Because he was a god, and gods did not answer to the laws of men.

“Should I leave you behind?” he said, his breath brushing her lips.

Disgust, guilt, anger rippled through her as she wrestled for an answer. The long cool hall stretched onward, and outside the great doors, she began to hear the chatter of a crowd gathering. Survivors. Her people, freed because of him. Because of them.

“No,” she spat.

His nail lightly scraped the underside of her chin. “Good. Because regret immobilizes you. Makes you weak. You are a god, Elena, whether you believe it or not. And gods do not fret about regrets, not when we have a war to win.” He let her go. “I would hate parting ways with you, my rani.”

He began to leave, but she hooked her nails into his arm and forced him to stop.

“I want to give the ones lost at the wall proper funerals,” she said, her voice hard, firm. “It’s the least we can do, as gods. Right?”

He looked down at her hand. For a moment, she thought he would refuse, but then Samson dipped his head. “As you wish.”

“The queen!”

“Make way!”

“She’s alive, she’s alive! Phoenix Above, look!”

Elena blinked against the sudden brightness of the day, overwhelmed by the onslaught of voices from the crowd waiting on the hall steps. They swarmed her, shouting, calling. One older woman came forward and draped a mala, a garland threaded with fresh jasmine and marigold, around Elena’s neck.

Already, celebrations were ringing through the city.

People walked openly in the streets, drinking, singing, dancing, with no fear of curfew, no zeemir glinting overhead.

Elena wanted to feel their exuberance. She wished for joy to sweep her up like a heady drug so that she forgot the deaths along the wall, the blood beneath her fingernails.

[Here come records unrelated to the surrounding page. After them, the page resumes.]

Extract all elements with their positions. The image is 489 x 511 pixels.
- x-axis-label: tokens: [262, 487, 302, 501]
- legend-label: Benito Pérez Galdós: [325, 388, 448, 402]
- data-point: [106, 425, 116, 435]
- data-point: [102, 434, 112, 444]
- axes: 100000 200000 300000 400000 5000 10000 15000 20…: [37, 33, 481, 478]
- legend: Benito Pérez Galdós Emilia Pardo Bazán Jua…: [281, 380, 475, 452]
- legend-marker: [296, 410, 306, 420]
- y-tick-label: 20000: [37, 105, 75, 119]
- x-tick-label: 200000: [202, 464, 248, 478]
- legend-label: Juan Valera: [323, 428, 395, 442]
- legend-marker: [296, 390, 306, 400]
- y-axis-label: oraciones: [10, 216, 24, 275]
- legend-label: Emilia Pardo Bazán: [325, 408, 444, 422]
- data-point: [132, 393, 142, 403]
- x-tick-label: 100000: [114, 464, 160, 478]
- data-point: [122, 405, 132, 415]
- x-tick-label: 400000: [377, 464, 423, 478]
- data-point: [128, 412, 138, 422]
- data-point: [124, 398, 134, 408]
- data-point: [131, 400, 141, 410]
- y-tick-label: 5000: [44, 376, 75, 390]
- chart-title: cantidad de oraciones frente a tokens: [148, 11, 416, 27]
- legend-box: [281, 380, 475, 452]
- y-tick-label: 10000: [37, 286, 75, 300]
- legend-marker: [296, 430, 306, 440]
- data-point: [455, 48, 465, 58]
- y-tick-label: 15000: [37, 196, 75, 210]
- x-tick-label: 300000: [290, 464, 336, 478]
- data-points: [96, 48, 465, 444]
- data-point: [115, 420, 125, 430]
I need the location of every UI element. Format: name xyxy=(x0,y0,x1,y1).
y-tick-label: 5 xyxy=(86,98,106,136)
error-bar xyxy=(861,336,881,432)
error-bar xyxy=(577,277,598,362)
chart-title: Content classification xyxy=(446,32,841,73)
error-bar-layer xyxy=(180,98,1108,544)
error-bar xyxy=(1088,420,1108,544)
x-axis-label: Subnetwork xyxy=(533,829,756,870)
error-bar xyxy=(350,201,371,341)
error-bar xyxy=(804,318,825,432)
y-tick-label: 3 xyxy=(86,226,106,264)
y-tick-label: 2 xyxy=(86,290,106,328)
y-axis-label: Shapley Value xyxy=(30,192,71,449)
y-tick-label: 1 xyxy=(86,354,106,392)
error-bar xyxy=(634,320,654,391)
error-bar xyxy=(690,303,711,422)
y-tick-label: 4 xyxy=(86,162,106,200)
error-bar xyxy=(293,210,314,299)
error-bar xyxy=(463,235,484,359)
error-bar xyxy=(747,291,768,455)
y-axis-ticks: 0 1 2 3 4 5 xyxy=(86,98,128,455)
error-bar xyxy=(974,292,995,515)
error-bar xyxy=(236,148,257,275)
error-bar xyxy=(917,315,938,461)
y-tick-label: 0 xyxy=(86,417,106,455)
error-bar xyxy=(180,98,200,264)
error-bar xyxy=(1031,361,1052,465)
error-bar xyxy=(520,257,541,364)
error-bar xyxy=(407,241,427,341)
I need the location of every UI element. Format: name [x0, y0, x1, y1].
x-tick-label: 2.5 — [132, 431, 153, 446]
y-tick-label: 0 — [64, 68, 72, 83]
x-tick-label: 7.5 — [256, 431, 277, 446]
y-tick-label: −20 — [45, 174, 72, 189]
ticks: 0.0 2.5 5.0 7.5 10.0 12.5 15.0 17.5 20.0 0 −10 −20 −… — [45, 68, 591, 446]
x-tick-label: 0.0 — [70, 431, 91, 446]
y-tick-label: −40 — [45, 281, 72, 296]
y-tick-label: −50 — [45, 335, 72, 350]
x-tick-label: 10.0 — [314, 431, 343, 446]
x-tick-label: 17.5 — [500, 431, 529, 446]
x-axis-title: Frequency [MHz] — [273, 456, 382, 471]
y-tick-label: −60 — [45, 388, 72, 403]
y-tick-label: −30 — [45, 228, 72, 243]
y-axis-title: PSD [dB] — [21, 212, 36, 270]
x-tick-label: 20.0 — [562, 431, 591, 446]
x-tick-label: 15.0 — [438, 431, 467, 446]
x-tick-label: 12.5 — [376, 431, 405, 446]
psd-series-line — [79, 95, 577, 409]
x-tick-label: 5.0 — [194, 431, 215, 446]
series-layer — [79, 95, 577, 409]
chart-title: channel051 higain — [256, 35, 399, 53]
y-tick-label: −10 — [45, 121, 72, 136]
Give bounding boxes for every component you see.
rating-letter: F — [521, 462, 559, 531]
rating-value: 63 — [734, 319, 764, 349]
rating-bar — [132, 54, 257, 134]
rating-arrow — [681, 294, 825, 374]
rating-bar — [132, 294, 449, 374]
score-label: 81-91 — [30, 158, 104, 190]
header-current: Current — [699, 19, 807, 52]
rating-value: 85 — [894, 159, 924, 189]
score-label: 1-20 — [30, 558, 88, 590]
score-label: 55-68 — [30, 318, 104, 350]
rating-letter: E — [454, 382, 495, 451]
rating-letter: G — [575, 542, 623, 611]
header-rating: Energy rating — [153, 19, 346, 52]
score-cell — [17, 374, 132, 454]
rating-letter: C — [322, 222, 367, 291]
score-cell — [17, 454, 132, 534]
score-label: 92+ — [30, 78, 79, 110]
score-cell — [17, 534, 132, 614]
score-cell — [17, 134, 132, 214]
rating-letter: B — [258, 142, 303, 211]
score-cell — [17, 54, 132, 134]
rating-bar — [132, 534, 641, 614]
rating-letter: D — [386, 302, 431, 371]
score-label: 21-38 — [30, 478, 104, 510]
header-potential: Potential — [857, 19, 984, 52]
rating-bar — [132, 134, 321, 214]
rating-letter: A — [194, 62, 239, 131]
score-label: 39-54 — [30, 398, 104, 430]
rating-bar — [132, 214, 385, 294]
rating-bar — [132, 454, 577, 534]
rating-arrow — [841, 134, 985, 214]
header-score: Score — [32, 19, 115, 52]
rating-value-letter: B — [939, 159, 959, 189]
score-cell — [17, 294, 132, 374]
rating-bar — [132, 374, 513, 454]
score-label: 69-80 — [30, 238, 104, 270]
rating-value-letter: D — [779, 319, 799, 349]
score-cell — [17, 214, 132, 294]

She wanted to relish their victory. Her victory.

But Elena could only stand there, silent.

With each passing second, her smile faded.

She ducked her head and pushed past the crowd, muttering excuses, and with every hand that reached out to touch her, she flinched.

She stumbled down the steps, heading—where?

She did not know these streets, not like Rani, not like the dunes surrounding the capital.

The city walls towered overhead, red and stark in the bright midday sun.

The breach, she thought, but as soon as she thought of it, the strength left her legs.

She staggered, sick. The idea of digging up the dead and creating more funeral pyres churned her stomach.

She could not face the dead or yield her regret.

Somehow, that juxtaposition of pain felt right.

Good, she thought savagely. Let me suffer.

At least it was something she deserved, unlike this joy.